Since 1993, he teaches at the Caen Conservatory and leads the viola section of the Caen Orchestra. He has been a regular participant in the Caen’s Today's Aspect Music Festival since 1994 and rubs shoulders with many contemporary composers such as Bério, Penderecki, Ligeti.
Eager to enrich an ever-expanding repertoire, he also plays baroque music on an ancient instrument and performs with the Orféo55 ensemble. He participates in many Festivals (London, Istanbul, Salzburg Evian, Gstaad, Sablé sur Sarthe).
Martha Moore: Martha was educated at the University of California, Berkeley and the Royal Conservatory in The Hague (NL). She is a member of Les Arts Florissants, and plays regulary with Les Talens Lyriques, Le Concert d’Astrée, Orfeo 55, among others. In 1992, she has recorded Giovanni Antonio Pandolfi Mealli's 12 Sonatas for violin and basso continuo for The Syncoop label. She is music director of the baroque chamber music ensemble La Tierce Picarde, which she founded in 2006.
In parallel to her concerts, she participates in several educational projects as violin teacher and coach for the DEMOS project, led by La Cité de la Musique in Paris.
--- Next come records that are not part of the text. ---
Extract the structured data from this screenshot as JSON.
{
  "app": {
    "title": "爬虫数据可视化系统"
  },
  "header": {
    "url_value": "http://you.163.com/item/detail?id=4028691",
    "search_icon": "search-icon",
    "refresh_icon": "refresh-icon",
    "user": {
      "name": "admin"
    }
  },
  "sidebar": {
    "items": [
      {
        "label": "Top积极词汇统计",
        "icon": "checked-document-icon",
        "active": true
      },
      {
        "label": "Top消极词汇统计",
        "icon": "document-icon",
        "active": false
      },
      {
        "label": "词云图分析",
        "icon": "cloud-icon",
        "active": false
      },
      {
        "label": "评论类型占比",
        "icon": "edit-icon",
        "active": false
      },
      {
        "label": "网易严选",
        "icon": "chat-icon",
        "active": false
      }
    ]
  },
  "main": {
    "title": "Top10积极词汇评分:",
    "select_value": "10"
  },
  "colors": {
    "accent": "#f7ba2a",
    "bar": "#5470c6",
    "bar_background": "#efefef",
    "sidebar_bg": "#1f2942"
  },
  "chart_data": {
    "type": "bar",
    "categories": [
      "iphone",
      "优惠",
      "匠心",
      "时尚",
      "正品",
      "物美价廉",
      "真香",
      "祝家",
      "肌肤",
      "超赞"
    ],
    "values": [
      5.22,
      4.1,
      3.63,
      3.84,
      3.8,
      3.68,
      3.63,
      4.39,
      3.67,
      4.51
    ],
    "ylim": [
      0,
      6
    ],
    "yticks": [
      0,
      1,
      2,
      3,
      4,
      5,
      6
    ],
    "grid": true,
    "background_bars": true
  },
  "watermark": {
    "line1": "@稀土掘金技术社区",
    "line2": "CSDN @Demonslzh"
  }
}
Patrick Oliva: Patrick studied violin at the Geneva High School of Music. His meeting with Michel Kiener led him to specialize at the Centre of Ancient Music with Florence Malgoire, and then at the National Conservatory of Music in Paris. He plays with many ensembles such as Les Arts Florissants, Artaserse, Orfeo 55 or Rosasolis. In 2020, he founded the ensemble La Chandelle to explore the repertoire of baroque sonatas and cantatas. Patrick is also passionate about unwritten music, especially ornamentation and improvisation. He also plays the viola d'amore, having at heart to make known to a wide audience this fascinating instrument.
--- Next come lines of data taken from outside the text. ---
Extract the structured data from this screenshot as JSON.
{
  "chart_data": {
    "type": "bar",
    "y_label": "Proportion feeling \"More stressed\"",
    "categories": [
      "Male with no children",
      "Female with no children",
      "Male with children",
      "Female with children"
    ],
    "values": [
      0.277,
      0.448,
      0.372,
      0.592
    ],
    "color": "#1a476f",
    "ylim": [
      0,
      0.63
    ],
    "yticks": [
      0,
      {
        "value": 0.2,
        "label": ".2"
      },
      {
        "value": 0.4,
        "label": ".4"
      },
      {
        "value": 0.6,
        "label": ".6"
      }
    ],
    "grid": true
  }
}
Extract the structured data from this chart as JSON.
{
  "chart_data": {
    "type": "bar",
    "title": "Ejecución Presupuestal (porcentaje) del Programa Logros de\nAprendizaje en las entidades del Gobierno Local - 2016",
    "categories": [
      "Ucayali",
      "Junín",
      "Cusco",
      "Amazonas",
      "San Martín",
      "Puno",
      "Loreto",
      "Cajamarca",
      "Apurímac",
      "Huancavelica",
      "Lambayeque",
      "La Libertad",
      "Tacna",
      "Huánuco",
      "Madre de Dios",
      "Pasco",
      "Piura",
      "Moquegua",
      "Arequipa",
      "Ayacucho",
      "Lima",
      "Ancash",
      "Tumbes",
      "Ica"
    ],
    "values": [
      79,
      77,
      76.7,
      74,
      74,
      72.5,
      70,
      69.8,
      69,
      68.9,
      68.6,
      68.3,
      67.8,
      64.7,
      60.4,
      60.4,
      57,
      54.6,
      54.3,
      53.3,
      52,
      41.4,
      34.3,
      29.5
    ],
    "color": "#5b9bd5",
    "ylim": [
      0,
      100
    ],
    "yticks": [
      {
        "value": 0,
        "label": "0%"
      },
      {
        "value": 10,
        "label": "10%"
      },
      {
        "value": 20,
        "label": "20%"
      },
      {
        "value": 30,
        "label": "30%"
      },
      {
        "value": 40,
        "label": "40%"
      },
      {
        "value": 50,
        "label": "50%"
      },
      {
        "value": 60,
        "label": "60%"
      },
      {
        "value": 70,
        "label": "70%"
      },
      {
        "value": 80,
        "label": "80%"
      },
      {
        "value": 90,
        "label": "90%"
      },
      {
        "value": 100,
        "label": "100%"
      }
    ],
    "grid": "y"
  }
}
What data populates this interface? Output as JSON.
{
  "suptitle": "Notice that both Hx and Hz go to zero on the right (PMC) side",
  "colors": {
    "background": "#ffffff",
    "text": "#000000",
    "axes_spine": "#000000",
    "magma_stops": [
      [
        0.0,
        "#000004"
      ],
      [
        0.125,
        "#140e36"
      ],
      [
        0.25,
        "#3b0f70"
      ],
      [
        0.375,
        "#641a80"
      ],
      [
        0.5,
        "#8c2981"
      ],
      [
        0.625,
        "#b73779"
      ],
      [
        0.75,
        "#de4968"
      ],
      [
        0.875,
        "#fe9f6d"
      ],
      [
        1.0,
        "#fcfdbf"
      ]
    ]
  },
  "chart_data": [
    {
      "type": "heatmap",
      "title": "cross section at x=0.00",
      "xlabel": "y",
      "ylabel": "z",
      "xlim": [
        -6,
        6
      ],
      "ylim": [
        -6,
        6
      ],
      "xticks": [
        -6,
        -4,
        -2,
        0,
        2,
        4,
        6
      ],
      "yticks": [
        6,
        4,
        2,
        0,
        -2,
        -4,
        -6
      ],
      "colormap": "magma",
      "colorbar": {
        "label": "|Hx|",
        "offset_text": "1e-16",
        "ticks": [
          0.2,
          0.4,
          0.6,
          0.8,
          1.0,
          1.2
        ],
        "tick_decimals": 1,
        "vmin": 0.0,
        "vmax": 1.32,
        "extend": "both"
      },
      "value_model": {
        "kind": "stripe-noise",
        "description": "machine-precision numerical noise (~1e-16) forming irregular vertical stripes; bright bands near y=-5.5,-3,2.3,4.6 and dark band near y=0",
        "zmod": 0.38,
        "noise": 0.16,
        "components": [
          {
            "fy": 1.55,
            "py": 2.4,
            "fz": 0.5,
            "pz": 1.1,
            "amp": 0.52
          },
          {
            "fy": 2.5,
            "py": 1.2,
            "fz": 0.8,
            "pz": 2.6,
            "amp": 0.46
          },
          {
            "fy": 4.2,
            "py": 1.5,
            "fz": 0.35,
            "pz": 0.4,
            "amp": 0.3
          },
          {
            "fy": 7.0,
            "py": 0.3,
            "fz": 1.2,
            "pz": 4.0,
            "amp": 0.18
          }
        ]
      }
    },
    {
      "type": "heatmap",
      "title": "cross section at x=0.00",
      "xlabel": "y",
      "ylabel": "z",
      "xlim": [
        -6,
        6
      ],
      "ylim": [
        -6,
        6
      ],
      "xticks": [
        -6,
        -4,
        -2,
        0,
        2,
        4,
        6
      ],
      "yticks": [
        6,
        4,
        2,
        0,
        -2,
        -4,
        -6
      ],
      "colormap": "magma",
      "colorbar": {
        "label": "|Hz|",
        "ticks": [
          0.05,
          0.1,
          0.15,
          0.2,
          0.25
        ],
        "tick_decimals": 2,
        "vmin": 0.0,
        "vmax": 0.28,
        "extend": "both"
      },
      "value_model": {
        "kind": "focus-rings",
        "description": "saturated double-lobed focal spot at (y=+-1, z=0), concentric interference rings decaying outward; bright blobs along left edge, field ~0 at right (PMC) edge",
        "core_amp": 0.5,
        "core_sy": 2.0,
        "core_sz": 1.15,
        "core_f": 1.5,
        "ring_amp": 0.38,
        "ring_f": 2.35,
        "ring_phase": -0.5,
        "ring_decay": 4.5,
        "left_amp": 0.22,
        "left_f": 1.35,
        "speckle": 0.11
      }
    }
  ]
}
Ronan Kernoa: After his studies at the CNR in Rouen, Ronan Kernoa obtained a master's degree in historical cello at the Royal Conservatory in Brussels. He then studied viola da gamba with Wieland Kuijken and Philippe Pierlot at the same institution and earned a master's degree for this instrument.
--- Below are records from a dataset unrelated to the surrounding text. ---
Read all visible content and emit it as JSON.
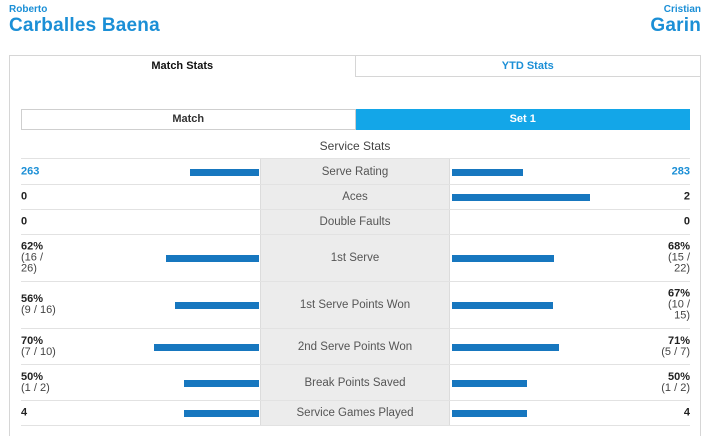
{
  "players": {
    "left": {
      "first": "Roberto",
      "last": "Carballes Baena"
    },
    "right": {
      "first": "Cristian",
      "last": "Garin"
    }
  },
  "tabs": [
    "Match Stats",
    "YTD Stats"
  ],
  "subtabs": [
    "Match",
    "Set 1"
  ],
  "section_title": "Service Stats",
  "colors": {
    "accent": "#1b8fd6",
    "bar": "#1777bf",
    "active_subtab": "#13a6e8",
    "label_bg": "#ececec"
  },
  "rows": [
    {
      "label": "Serve Rating",
      "left": "263",
      "left_sub": "",
      "right": "283",
      "right_sub": "",
      "left_fill": 0.46,
      "right_fill": 0.47,
      "h": 26
    },
    {
      "label": "Aces",
      "left": "0",
      "left_sub": "",
      "right": "2",
      "right_sub": "",
      "left_fill": 0,
      "right_fill": 0.92,
      "h": 25
    },
    {
      "label": "Double Faults",
      "left": "0",
      "left_sub": "",
      "right": "0",
      "right_sub": "",
      "left_fill": 0,
      "right_fill": 0,
      "h": 25
    },
    {
      "label": "1st Serve",
      "left": "62%",
      "left_sub": "(16 /\n26)",
      "right": "68%",
      "right_sub": "(15 /\n22)",
      "left_fill": 0.62,
      "right_fill": 0.68,
      "h": 47
    },
    {
      "label": "1st Serve Points Won",
      "left": "56%",
      "left_sub": "(9 / 16)",
      "right": "67%",
      "right_sub": "(10 /\n15)",
      "left_fill": 0.56,
      "right_fill": 0.67,
      "h": 47
    },
    {
      "label": "2nd Serve Points Won",
      "left": "70%",
      "left_sub": "(7 / 10)",
      "right": "71%",
      "right_sub": "(5 / 7)",
      "left_fill": 0.7,
      "right_fill": 0.71,
      "h": 36
    },
    {
      "label": "Break Points Saved",
      "left": "50%",
      "left_sub": "(1 / 2)",
      "right": "50%",
      "right_sub": "(1 / 2)",
      "left_fill": 0.5,
      "right_fill": 0.5,
      "h": 36
    },
    {
      "label": "Service Games Played",
      "left": "4",
      "left_sub": "",
      "right": "4",
      "right_sub": "",
      "left_fill": 0.5,
      "right_fill": 0.5,
      "h": 26
    }
  ]
}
He collaborates very regularly with many ensembles such as La Petite Bande, Bach Concentus, Les Muffatti, Les Agremens, Vox Luminis, Il Gardellino. He is often asked to transmit the different aspects of historical bowed instruments by various institutions such as the Hochschule f-r Musik und Theater Leipzig (Germany), Hogeschool Antwerpen (Belgium) or the University of Veracruz (Mexico).
In 2018, he created the historical cello class at the IMEP in Namur.
Composer(s)
Franz Anton Hoffmeister (b Rothenburg am Neckar, 12 May 1754; d Vienna, 9 Feb 1812). Austrian music publisher and composer. He went to Vienna in 1768 to study law, but after qualifying, devoted his time to music, especially publishing and composing. As early as 1783, when Viennese music publishing was still in its infancy, he began to publish two series of symphonies in Lyons (printed by Guéra), and some quartets and duets for flute. On 24 January 1784 he announced in the Wiener Zeitung that he planned to publish all his musical works at his own expense and under his own supervision from Rudolf Gräffer’s bookshop (see illustration). But in a large advertisement on 6 August 1785 he no longer mentioned Gräffer, having established a firm in his own name at his home. This advertisement gives a list of works which had already appeared as well as a new publishing programme of three different series, including orchestral and chamber music by Haydn, Mozart, Vanhal, Albrechtsberger, Pleyel, Miča, Ordonez and other foreign composers, besides Hoffmeister’s own works. Although he did not maintain his announced schedules, the business evidently flourished. Hoffmeister had connections with the Speyer publisher Bossler, whose firm acted as a kind of agent for Hoffmeister. Hence a series of announcements and some detailed reviews of works published by the Hoffmeister firm appeared in Bossler’s Musikalische Realzeitung (later Musikalische Korrespondenz), particularly in 1789–91.